‘Precisely, your Excellency. I am much obliged to you.’
His only answer was a dignified bow; but he turned to a sub-officer who stood by him at attention and said, ‘On no account allow Lord Wheatley to be interrupted this evening. You will, of course, keep the sentries on guard behind and in front of the house, but do not let them intrude here.’
After giving his orders, the Pasha sat silent for some minutes. He had lighted his cigarette, and smoked it slowly. Then he let it out—a thing I had never seen him do before—lit another, and resumed his slow inhalings. I knew that he would speak before long, and after a few more moments he gave me the result of his meditations. We were now alone together.
‘It would have been much better,’ said he, ‘if that poor woman—whose fate I sincerely regret—had been let alone and this girl had died instead of her,’ and he nodded at me with convinced emphasis.
‘If Phroso had died!’ leapt from my lips in astonishment.
‘Yes, if Phroso had died. We would have hanged Constantine together, wept together over her grave, and each of us gone home with a sweet memory—you to your fiancée, I to my work.
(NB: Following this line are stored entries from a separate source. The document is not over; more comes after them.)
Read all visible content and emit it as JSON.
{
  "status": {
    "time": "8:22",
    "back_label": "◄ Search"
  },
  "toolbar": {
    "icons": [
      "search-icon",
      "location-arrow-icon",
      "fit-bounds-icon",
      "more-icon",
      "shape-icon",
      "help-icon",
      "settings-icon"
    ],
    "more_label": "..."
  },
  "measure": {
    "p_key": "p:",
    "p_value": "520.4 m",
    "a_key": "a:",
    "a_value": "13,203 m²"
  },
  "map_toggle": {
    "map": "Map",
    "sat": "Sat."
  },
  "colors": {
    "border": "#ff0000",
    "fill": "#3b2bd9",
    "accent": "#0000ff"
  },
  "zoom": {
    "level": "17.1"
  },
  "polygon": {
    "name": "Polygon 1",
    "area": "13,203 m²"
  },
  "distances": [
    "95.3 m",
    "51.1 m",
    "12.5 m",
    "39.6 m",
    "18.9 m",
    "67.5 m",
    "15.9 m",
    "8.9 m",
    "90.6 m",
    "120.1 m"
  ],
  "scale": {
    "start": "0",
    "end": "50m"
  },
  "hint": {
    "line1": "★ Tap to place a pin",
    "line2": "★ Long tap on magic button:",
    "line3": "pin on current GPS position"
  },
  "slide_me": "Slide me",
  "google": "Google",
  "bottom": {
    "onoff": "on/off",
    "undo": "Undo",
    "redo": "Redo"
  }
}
And we should have forgiven one another any little causes of reproach.’
To this speculation in might-have-beens I made no answer. The feelings with which I received it shewed me, had I still needed shewing, what Phroso was to me. I had been shocked and grieved at Francesca’s fate; but rather that a thousand times than the thing on which Mouraki coolly mused!
‘It would have been much better, so much better,’ he repeated, with a curiously regretful intonation.
‘The only thing that would be better, to my thinking,’ I said, ‘is that you should behave as an honourable man and leave this lady free to do as she wishes.’